Okay and Rondo were two budget labels from Berlin, both manufactured by Phonocolor. They produced mostly flexible records of varying flexibility but also some vinyl. The records were not sold in record stores but at newsstands and in the first supermarkets, that were established in Germany in the 50s.
“Total Verrückt” (totally crazy) is a cover version of Robert Benett`s German version of Elvis´”All Shook Up”:
I would guess that “Francesco Barini” also sang “Total Verrückt” because his voice sounds very similar.

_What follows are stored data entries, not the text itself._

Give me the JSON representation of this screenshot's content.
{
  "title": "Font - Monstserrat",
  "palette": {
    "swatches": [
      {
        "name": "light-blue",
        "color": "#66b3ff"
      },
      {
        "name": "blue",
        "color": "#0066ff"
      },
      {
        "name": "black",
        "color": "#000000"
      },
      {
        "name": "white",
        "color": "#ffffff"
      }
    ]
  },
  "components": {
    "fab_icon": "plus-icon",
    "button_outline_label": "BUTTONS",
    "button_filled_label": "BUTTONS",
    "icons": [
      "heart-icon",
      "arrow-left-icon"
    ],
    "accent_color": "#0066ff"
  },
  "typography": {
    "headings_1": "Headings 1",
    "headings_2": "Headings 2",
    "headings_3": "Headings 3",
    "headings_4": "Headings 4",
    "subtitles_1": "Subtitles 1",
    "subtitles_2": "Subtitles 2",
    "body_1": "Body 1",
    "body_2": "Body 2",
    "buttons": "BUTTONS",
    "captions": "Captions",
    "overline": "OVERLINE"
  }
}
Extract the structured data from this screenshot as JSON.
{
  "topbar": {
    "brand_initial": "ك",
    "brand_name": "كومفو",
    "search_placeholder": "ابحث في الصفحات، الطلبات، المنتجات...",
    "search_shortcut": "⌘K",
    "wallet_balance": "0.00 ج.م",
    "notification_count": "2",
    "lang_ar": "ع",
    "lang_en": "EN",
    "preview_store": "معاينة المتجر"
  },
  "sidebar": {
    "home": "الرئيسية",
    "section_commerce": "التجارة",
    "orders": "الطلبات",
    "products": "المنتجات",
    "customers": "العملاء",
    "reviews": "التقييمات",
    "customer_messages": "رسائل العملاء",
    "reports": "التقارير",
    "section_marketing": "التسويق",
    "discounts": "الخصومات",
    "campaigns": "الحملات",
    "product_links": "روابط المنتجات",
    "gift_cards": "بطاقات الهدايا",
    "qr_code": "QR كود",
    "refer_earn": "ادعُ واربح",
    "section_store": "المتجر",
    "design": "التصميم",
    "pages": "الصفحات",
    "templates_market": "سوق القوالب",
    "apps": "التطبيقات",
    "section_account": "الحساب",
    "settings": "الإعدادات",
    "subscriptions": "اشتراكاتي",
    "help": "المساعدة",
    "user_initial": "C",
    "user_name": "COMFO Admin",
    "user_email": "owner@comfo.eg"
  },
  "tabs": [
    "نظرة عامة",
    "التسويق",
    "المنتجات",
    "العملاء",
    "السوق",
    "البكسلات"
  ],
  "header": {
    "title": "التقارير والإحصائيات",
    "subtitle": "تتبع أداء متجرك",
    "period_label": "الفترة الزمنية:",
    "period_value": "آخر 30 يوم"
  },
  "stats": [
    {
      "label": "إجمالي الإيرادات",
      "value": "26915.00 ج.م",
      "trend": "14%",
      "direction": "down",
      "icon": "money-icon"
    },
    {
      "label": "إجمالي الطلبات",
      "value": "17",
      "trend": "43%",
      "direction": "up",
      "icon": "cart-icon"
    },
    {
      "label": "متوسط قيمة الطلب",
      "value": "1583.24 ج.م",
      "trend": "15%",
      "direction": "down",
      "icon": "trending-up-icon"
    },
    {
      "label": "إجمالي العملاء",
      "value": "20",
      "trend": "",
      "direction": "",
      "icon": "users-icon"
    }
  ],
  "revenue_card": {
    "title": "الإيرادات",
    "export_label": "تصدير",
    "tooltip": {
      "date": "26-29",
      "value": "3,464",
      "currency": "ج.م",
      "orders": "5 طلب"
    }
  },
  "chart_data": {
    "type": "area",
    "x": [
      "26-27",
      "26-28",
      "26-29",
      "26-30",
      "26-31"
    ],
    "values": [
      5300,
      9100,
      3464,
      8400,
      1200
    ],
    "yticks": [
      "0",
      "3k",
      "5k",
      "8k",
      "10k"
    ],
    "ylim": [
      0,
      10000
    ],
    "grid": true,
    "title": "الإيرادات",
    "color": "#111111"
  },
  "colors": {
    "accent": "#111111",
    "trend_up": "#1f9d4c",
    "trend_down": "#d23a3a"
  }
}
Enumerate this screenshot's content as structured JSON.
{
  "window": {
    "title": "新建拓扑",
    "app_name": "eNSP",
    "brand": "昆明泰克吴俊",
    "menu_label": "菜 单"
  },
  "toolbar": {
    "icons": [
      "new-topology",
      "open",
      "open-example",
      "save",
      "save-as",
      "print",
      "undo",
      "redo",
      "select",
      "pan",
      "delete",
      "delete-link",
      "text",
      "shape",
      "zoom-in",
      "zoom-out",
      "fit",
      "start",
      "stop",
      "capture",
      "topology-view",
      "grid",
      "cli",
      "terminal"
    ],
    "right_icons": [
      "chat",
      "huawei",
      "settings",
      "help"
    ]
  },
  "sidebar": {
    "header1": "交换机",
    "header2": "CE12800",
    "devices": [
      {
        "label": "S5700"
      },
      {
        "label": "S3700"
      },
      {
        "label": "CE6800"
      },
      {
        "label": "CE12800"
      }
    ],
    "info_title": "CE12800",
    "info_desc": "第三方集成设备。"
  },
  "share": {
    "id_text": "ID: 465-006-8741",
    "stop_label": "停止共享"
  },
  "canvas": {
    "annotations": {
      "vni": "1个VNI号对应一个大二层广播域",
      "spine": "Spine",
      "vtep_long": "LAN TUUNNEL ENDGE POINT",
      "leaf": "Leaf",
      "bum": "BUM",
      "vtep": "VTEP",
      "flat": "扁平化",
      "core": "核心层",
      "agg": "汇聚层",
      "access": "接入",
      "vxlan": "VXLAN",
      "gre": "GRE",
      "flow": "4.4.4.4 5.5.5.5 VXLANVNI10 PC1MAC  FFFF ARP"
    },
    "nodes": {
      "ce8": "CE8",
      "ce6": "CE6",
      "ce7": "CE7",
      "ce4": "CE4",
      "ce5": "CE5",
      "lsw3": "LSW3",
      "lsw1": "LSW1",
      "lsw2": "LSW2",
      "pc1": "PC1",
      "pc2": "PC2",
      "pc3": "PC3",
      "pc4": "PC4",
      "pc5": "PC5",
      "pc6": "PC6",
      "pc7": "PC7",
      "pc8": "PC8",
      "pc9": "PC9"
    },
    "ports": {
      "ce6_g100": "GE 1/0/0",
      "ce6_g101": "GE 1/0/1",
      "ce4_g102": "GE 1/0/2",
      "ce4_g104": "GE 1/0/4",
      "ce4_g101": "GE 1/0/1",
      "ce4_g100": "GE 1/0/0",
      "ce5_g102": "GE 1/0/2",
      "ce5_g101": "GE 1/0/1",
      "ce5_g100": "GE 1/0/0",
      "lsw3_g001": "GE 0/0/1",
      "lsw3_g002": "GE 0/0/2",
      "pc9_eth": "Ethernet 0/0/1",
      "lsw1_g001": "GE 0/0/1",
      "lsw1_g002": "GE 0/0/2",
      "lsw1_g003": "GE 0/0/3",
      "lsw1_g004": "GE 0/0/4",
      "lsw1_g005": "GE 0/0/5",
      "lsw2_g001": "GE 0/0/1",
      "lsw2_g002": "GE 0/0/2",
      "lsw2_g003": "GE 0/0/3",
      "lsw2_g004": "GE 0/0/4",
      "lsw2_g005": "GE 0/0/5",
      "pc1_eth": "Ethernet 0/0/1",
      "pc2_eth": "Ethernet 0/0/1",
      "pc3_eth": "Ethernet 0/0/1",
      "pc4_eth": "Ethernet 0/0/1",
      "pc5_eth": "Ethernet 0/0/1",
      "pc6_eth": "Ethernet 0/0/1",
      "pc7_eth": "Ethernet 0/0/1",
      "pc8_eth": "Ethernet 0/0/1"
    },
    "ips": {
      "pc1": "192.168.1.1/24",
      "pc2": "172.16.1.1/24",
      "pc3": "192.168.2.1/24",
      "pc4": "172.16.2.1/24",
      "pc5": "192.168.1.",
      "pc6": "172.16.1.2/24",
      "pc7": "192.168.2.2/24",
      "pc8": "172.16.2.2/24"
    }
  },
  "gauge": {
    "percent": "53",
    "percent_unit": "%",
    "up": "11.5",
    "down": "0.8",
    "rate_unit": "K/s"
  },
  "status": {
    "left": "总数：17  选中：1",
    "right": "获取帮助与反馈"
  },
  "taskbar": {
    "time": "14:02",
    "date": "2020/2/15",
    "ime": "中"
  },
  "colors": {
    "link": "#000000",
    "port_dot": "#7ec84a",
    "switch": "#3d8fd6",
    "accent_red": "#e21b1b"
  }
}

Not a lot is known about the artists behind these recordings. Who were “Francesco Barini”, “Delia Doris” or “Alexander Gordan”? In some cases there are probably some familiar names behind those fantasy names. The same goes for a lot of Budget labels. Some were simply branches of big labels. It`s hard to find out some forty to fifty years later. The story of the hundreds of German independent labels has not been written yet. There are still a lot of mysteries to be solved.
“Baby, ich schieß dir einen Teddybär” is a cover version of Jörg Maria Berg`s German version of Perry Como`s “Kewpie Doll” from 1958.
Töff Töff was a Berlin dance hall/restaurant located at Residenzstr. 1-2 in Reinickendorf. Fittingly it was advertising for it with a Hully Gully dance.
German cover version of “The Chordettes” 1958 hit record “Lollipop”.
German cover version of Frankie Valli and the Four Seasons Billy & Lillie´s “Lucky Ladybug” from 1959.